Houve
um tempo que era assim: eu acordava de manhã, me dava na veneta de pegar a
estrada e lá ia eu. Fazia a mochila, ia até a rodoviária pegar um ônibus ou
então parava na beira da estrada e esperava uma carona.
Minha mãe conta que nessas horas era
difícil me conter. Ela não sabia o que acontecia comigo.

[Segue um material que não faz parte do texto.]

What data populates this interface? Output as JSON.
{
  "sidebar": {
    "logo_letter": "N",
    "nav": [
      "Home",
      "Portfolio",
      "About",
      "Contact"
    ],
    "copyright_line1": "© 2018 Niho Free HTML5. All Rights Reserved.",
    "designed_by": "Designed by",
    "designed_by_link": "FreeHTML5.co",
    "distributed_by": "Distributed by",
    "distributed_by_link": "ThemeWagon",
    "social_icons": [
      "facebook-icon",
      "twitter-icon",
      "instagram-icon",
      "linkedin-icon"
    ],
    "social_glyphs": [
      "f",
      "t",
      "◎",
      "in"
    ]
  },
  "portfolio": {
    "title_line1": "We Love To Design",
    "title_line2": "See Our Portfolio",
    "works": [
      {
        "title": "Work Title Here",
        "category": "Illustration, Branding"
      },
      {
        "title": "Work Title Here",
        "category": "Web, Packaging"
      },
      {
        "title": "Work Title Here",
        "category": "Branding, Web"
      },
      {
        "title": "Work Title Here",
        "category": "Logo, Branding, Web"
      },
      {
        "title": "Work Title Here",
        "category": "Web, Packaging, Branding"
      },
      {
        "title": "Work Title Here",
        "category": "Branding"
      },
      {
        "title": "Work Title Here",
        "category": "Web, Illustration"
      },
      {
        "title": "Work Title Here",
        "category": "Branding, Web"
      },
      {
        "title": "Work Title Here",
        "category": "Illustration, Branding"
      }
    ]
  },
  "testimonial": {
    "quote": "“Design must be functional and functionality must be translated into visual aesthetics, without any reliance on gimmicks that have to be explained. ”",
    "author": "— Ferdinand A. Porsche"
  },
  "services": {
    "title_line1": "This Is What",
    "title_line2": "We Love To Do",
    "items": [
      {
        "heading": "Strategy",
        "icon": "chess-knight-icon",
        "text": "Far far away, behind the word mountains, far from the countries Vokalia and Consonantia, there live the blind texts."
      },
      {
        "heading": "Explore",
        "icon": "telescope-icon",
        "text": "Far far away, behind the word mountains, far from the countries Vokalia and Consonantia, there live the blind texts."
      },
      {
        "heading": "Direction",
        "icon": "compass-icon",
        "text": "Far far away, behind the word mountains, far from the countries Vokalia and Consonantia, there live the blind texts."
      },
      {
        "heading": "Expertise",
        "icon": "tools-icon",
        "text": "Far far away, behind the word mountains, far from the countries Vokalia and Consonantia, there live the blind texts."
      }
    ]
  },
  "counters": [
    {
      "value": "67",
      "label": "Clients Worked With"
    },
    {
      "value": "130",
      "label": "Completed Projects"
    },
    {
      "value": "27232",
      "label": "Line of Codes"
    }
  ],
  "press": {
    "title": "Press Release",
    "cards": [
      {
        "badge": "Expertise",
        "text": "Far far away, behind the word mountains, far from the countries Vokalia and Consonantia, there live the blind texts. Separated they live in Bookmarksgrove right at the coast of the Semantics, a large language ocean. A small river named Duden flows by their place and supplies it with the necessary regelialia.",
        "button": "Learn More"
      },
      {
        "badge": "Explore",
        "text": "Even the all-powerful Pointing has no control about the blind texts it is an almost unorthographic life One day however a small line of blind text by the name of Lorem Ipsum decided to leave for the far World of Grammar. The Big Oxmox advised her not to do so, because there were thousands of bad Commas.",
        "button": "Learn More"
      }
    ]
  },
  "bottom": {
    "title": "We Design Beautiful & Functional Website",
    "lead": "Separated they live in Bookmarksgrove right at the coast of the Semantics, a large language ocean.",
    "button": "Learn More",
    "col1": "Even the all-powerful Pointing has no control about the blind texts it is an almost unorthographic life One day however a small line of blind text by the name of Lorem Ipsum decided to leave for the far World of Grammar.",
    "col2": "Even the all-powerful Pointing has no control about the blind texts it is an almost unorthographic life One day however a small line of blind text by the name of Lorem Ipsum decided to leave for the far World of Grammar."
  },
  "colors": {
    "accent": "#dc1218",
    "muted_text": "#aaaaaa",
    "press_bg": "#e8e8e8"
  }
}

– Pra onde tu vais? – ela perguntava.
– Não sei – eu respondia. – Pra praia, pra qualquer
lugar.
E geralmente o caminho era o litoral mesmo. Muitas
vezes o Litoral Norte (Tramandaí, Capão da Canoa ou Torres), mas outras vezes
eu seguia até Santa Catarina (Garopaba, Naufragados, Porto Belo). Certa vez
fiquei numa praia que até hoje não sei o nome e dormi dentro de um barco de
pescador.
A viver o tédio em Porto Alegre , às
vezes eu escolhia o tédio na beira mar.
Nessa oportunidade em que parei dentro
de um barco de pescador, coloquei na mochila um romance do Érico Veríssimo e
foi a salvação da lavoura. Me acomodava na sombra do galpão dos pescadores e passava
horas lendo. Dava um mergulho no mar, dava uma caminhada e voltava para a
leitura.
Na minha mochila, sempre houve lugar para os livros:
uma bolsa externa, na qual os livros ficavam bem acomodados e não tinham as
páginas amassadas. Ali cabiam os poemas de Drummond e Quintana, o jornalismo
contracultural de Luís Carlos Maciel, os textos políticos de Trotsky e até
Monteiro Lobato. Não me recordo de nenhum título de Hermann Hesse me
acompanhando nessas viagens, nem de Rubem Fonseca, Caio Abreu ou Dürrenmatt –
leituras obrigatórias daqueles anos 70. Ou melhor, leituras que faziam parte do
repertório da minha geração.
Naquela manhã que resolvi partir para uma praia
desconhecida, em Santa
Catarina , era o romance Um
lugar ao sol, de Veríssimo, que me acompanhou. A luta de Vasco e Noel por
um lugar na sociedade porto-alegrense da década de 1930. E, no meio da trama,
uma personagem feminina luminosa chamada Fernanda, que nunca perdia a fé &
a esperança.
Abri o romance outro dia e várias lembranças vieram à
tona: uma viagem repentina, uma praia desconhecida e a sombra de um galpão de
pescadores... É este livro que me entreteve nos últimos dias – um romance sem
unidade, segundo o próprio autor, mas com personagens bem configurados. E, no meu
caso, mais do que uma leitura agradável, um bilhete de viagem para um verão da
década de 70.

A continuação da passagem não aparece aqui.